Despite intensive conservation efforts and poaching regulations, this unspeakable crime is only getting more prevalent. Why would someone do this? You might ask. How could someone do this to another living creature? The answer is simple; money. Due to a high demand for rhino horn in Asian countries, particularly in Vietnam, the value of the horn has recently exceeded that of cocaine and even of gold, making it one of the most valuable commodities on the black market. Such demand is driven in part by the traditional Chinese belief that the horn has medicinal properties. It is thought to be a remedy for a wide rage of conditions from hangovers to cancer simply by crushing it into powder and mixing it into boiling water. Recent studies found, however, that the horn is merely composed of keratin proteins, making it no more beneficial than grinding up and consuming your fingernails or hair. Even more ridiculous is that, due to its high value, rhino is now being purchased and used as a symbol of status by wealthy individuals. As a result of this ignorant and selfish trade, rhino populations are predicted to go extinct within the next ten years. As if the situation couldn’t get any worse, statistics show that as rhino populations drop, the value of their horn grows, therefore only increasing incentive for poachers to continue committing this barbarous crime.
Its hard to imagine how a poacher could do such a thing; how they could be so heartless, merciless, and selfish. If you take a closer look at how we treat nature as a society, however, it seems almost hypocritical to call poachers the murderers. Ever since the rise of agriculture, we as humans have separated ourselves from nature; looking at it as resources reserved purely for our benefit. Although it started with using nature for the purpose of making tools to make our lives easier or more comfortable, today our exploitation of nature has become extreme. All of society is built on the notion of obtaining and spending money; we clear-cut forests—destroying ecosystems and habitats to build neighborhoods that we live in, and factories that make our clothes. We dig and drill—polluting the ground water and depleting limited resources to extract what is left of the fossil fuels to power our cars, computers, and, houses. We create and sell disposable items so people can conveniently throw them away with out thinking twice about where ‘away’ is. Why do we do this? To pay our bills, to put food on the table, to send our children to school, essentially to survive in the society we live in; the same reasons poachers kill rhinos for their horns. Although most of us are not directly killing another creature with our bare hands, we are murderers of nature of a different kind.

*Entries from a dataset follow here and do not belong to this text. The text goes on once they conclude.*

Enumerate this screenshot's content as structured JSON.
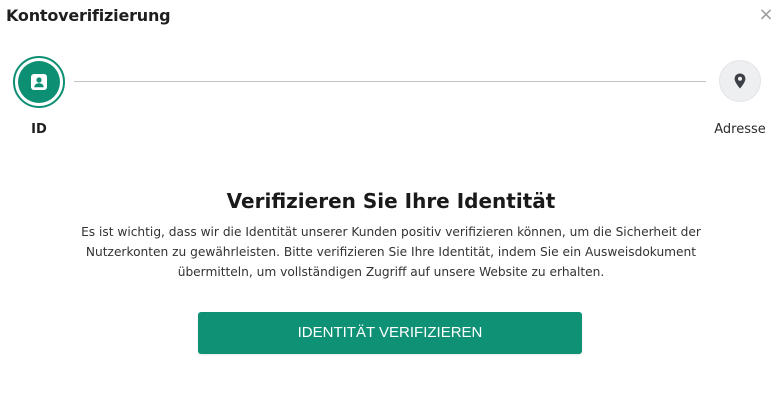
{
  "dialog": {
    "title": "Kontoverifizierung",
    "close_symbol": "×"
  },
  "stepper": {
    "steps": [
      {
        "label": "ID",
        "icon": "id-card-icon",
        "state": "active"
      },
      {
        "label": "Adresse",
        "icon": "map-pin-icon",
        "state": "inactive"
      }
    ]
  },
  "content": {
    "heading": "Verifizieren Sie Ihre Identität",
    "description": "Es ist wichtig, dass wir die Identität unserer Kunden positiv verifizieren können, um die Sicherheit der Nutzerkonten zu gewährleisten. Bitte verifizieren Sie Ihre Identität, indem Sie ein Ausweisdokument übermitteln, um vollständigen Zugriff auf unsere Website zu erhalten.",
    "button_label": "IDENTITÄT VERIFIZIEREN"
  },
  "colors": {
    "accent": "#0f9176",
    "inactive_step": "#eeeff1",
    "line": "#c4c4c4"
  }
}
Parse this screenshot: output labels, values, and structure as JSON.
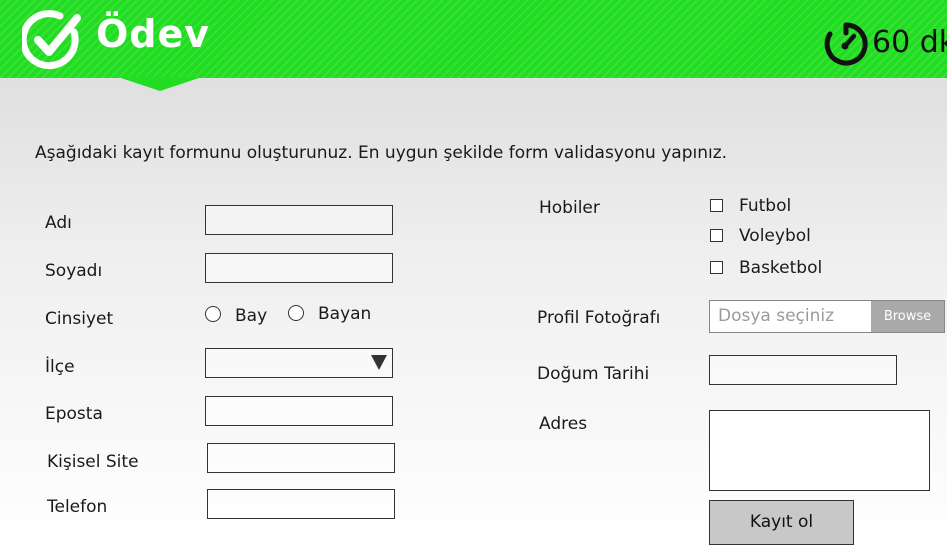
{
  "header": {
    "brand": "Ödev",
    "timer": "60 dk",
    "logo_icon": "check-circle-icon",
    "timer_icon": "stopwatch-icon",
    "accent_color": "#21dd21"
  },
  "instruction": "Aşağıdaki kayıt formunu oluşturunuz. En uygun şekilde form validasyonu yapınız.",
  "form_left": {
    "name_label": "Adı",
    "surname_label": "Soyadı",
    "gender_label": "Cinsiyet",
    "gender_options": [
      "Bay",
      "Bayan"
    ],
    "district_label": "İlçe",
    "email_label": "Eposta",
    "website_label": "Kişisel Site",
    "phone_label": "Telefon"
  },
  "form_right": {
    "hobbies_label": "Hobiler",
    "hobby_options": [
      "Futbol",
      "Voleybol",
      "Basketbol"
    ],
    "photo_label": "Profil Fotoğrafı",
    "photo_placeholder": "Dosya seçiniz",
    "browse_label": "Browse",
    "birthdate_label": "Doğum Tarihi",
    "address_label": "Adres",
    "submit_label": "Kayıt ol"
  }
}
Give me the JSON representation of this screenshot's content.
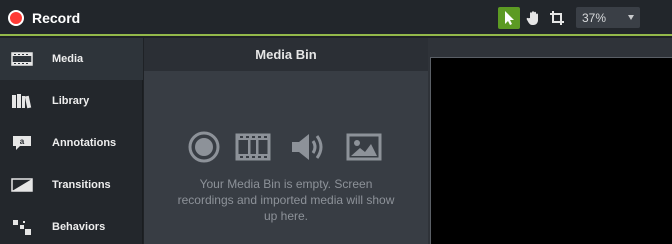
{
  "toolbar": {
    "record_label": "Record",
    "zoom_value": "37%",
    "accent_color": "#93b84a",
    "active_tool_color": "#5c9a23",
    "record_color": "#ff3a35"
  },
  "sidebar": {
    "items": [
      {
        "label": "Media",
        "icon": "film-strip-icon",
        "active": true
      },
      {
        "label": "Library",
        "icon": "books-icon",
        "active": false
      },
      {
        "label": "Annotations",
        "icon": "callout-icon",
        "active": false
      },
      {
        "label": "Transitions",
        "icon": "transition-icon",
        "active": false
      },
      {
        "label": "Behaviors",
        "icon": "behaviors-icon",
        "active": false
      }
    ]
  },
  "media_bin": {
    "title": "Media Bin",
    "empty_message": "Your Media Bin is empty. Screen recordings and imported media will show up here.",
    "icons": [
      "record-circle-icon",
      "video-icon",
      "audio-icon",
      "image-icon"
    ]
  }
}
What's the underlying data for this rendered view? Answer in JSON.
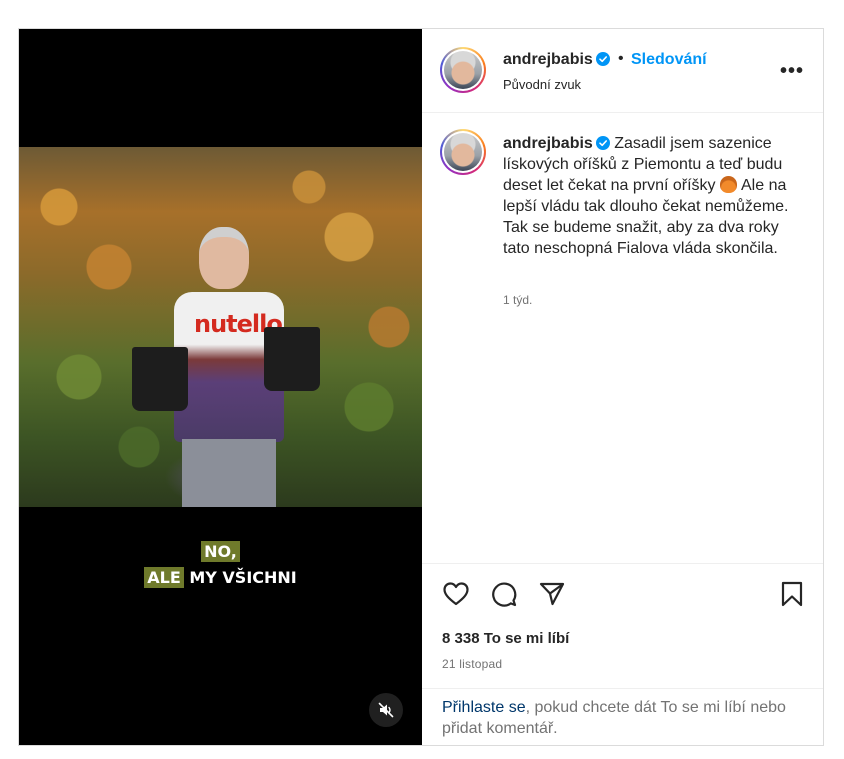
{
  "video": {
    "caption_line1": "NO,",
    "caption_line2_highlight": "ALE",
    "caption_line2_rest": " MY VŠICHNI",
    "shirt_text": "nutello"
  },
  "header": {
    "username": "andrejbabis",
    "separator": "•",
    "follow_label": "Sledování",
    "audio_label": "Původní zvuk",
    "more_label": "•••"
  },
  "comment": {
    "username": "andrejbabis",
    "text_part1": " Zasadil jsem sazenice lískových oříšků z Piemontu a teď budu deset let čekat na první oříšky ",
    "text_part2": "Ale na lepší vládu tak dlouho čekat nemůžeme. Tak se budeme snažit, aby za dva roky tato neschopná Fialova vláda skončila.",
    "time": "1 týd."
  },
  "actions": {
    "likes": "8 338 To se mi líbí",
    "date": "21 listopad",
    "login_link": "Přihlaste se",
    "login_rest": ", pokud chcete dát To se mi líbí nebo přidat komentář."
  },
  "colors": {
    "accent": "#0095f6",
    "link_dark": "#00376b",
    "muted": "#737373",
    "caption_highlight": "#6f7a2b"
  }
}
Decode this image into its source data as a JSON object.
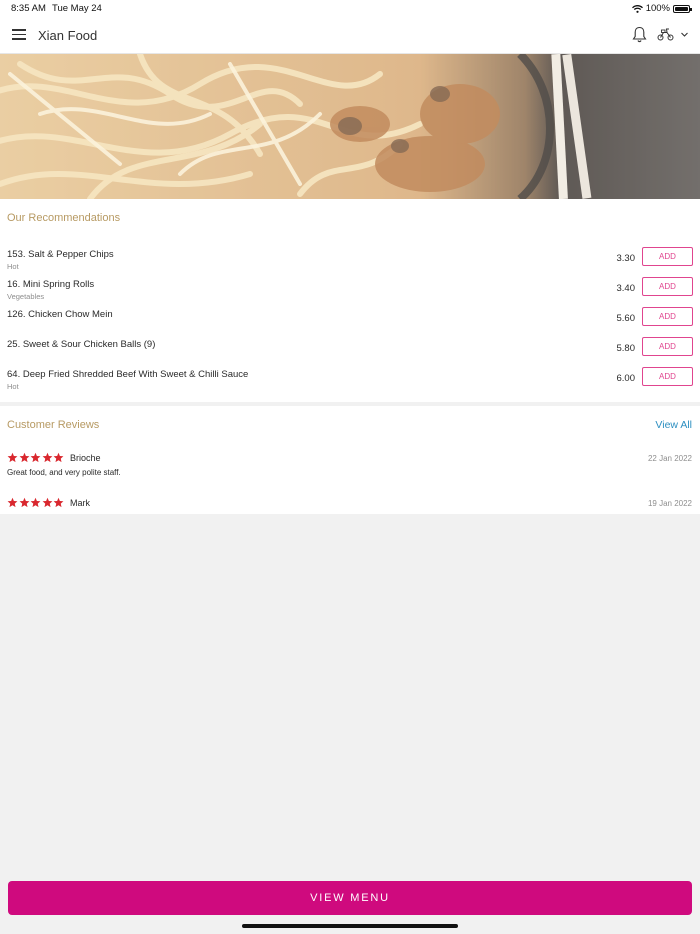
{
  "status": {
    "time": "8:35 AM",
    "date": "Tue May 24",
    "battery": "100%"
  },
  "header": {
    "title": "Xian Food"
  },
  "icons": {
    "menu": "hamburger-menu-icon",
    "notifications": "bell-icon",
    "delivery": "moped-icon",
    "dropdown": "chevron-down-icon"
  },
  "recommendations": {
    "title": "Our Recommendations",
    "add_label": "ADD",
    "items": [
      {
        "name": "153. Salt & Pepper Chips",
        "sub": "Hot",
        "price": "3.30"
      },
      {
        "name": "16. Mini Spring Rolls",
        "sub": "Vegetables",
        "price": "3.40"
      },
      {
        "name": "126. Chicken Chow Mein",
        "sub": "",
        "price": "5.60"
      },
      {
        "name": "25. Sweet & Sour Chicken Balls (9)",
        "sub": "",
        "price": "5.80"
      },
      {
        "name": "64. Deep Fried Shredded Beef With Sweet & Chilli Sauce",
        "sub": "Hot",
        "price": "6.00"
      }
    ]
  },
  "reviews": {
    "title": "Customer Reviews",
    "view_all": "View All",
    "items": [
      {
        "name": "Brioche",
        "date": "22 Jan 2022",
        "text": "Great food, and very polite staff.",
        "rating": 5
      },
      {
        "name": "Mark",
        "date": "19 Jan 2022",
        "text": "",
        "rating": 5
      }
    ]
  },
  "footer": {
    "button": "VIEW MENU"
  },
  "colors": {
    "accent": "#cf0a7e",
    "add_button": "#e0458f",
    "section_title": "#b79a63",
    "link": "#2d8fc1",
    "star": "#d9272e"
  }
}
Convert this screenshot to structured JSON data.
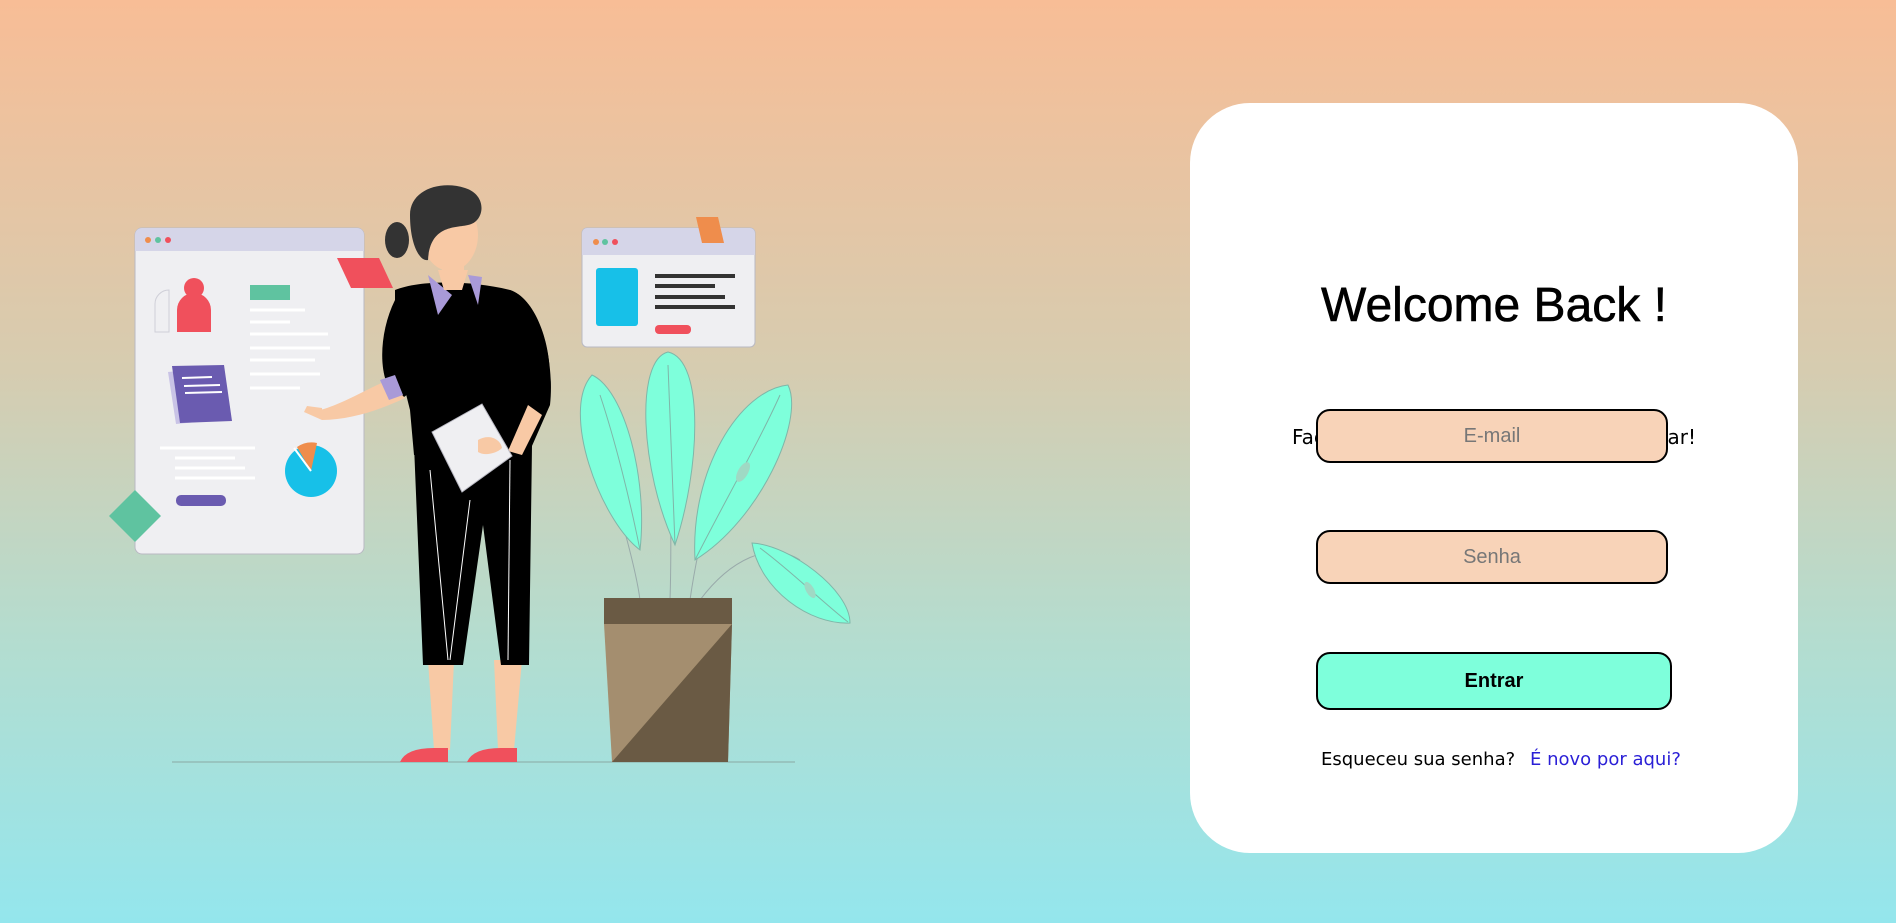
{
  "login": {
    "title": "Welcome Back !",
    "subtitle": "Faça o login em sua conta para acessar!",
    "email_placeholder": "E-mail",
    "password_placeholder": "Senha",
    "submit_label": "Entrar",
    "forgot_label": "Esqueceu sua senha?",
    "signup_label": "É novo por aqui?"
  },
  "colors": {
    "background_top": "#f8bd96",
    "background_bottom": "#94e6ed",
    "card": "#ffffff",
    "input_fill": "#f8d3b8",
    "button_fill": "#7effdb",
    "link": "#2a1fd6"
  },
  "illustration": {
    "subject": "woman-presenting-dashboard-with-plant"
  }
}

My point in saying this is not to say we are all horrible, selfish, killers, because for the most part that is not true: our lives are so removed from environmental issues that most people don’t even know that some of their daily activities are a big part of the problems. My purpose in saying this is to show that as a society, if we hope to resolve any of our environmental issues—including saving the rhino population from extinction—we humans need to change our outlook on nature. As I said before, there are regulations in place, but until people realize the importance of nature and the survival of another species, such as rhinos, we are not going to see a change, which is why Youth 4 African Wildlife (Y4AW) is focusing on raising awareness and educating the youth. We are hoping to help people learn that nature is not just there for us to take advantage of, even though we have the capacity to do so. Only when society as a whole grasps the importance of nature will the world start to see a change. Help us rewrite our history! Get involved, spread the word, and maybe our future generations will have a shot at seeing a rhino on a safari for themselves, as opposed to just as a memory in a photograph.